Noise is All You Need: Solving Linear Inverse Problems by Noise Combination Sampling with Diffusion Models

TL;DR

This paper introduces Noise Combination Sampling, a novel diffusion model technique that improves inverse problem solving by synthesizing optimal noise vectors, enhancing robustness and stability without complex tuning.

Contribution

The paper proposes a new noise synthesis method for diffusion models that better incorporates measurement constraints in inverse problems, avoiding hyperparameter tuning.

Findings

Outperforms existing methods in image compression tasks.

Achieves superior robustness and stability with fewer generation steps.

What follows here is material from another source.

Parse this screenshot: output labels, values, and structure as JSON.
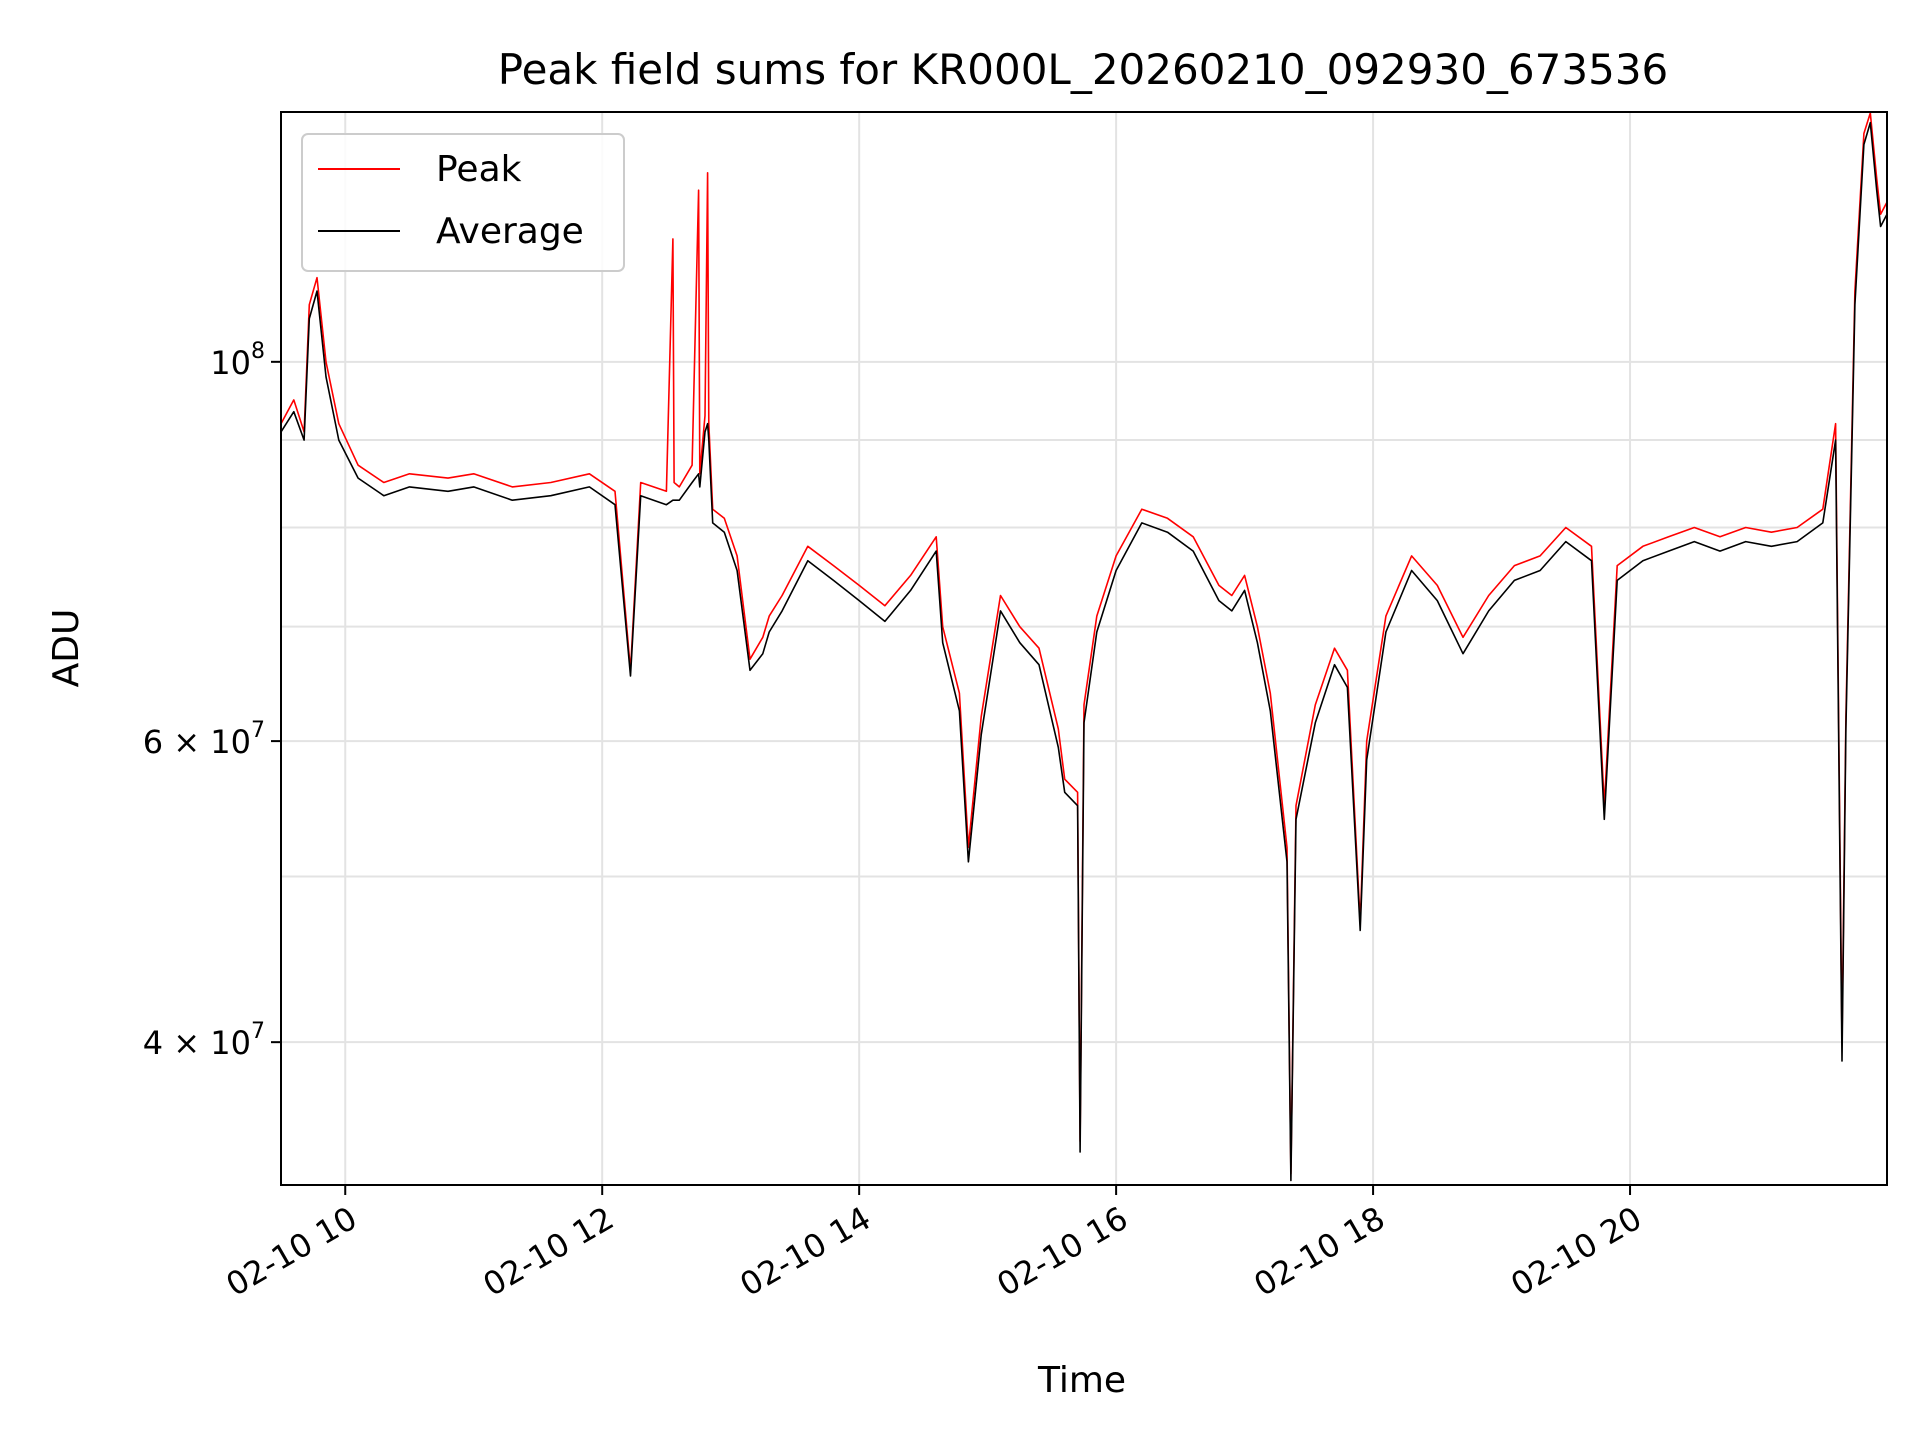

Requires negligible additional computational overhead.

Abstract

Pretrained diffusion models have demonstrated strong capabilities in zero-shot inverse problem solving by incorporating observation information into the generation process of the diffusion models. However, this presents an inherent dilemma: excessive integration can disrupt the generative process, while insufficient integration fails to emphasize the constraints imposed by the inverse problem. To address this, we propose \emph{Noise Combination Sampling}, a novel method that synthesizes an optimal noise vector from a noise subspace to approximate the measurement score, replacing the noise term in the standard Denoising Diffusion Probabilistic Models process. This enables conditional information to be naturally embedded into the generation process without reliance on step-wise hyperparameter tuning. Our method can be applied to a wide range of inverse problem solvers, including image compression, and, particularly when the number of generation steps $T$ is small, achieves superior performance with negligible computational overhead, significantly improving robustness and stability.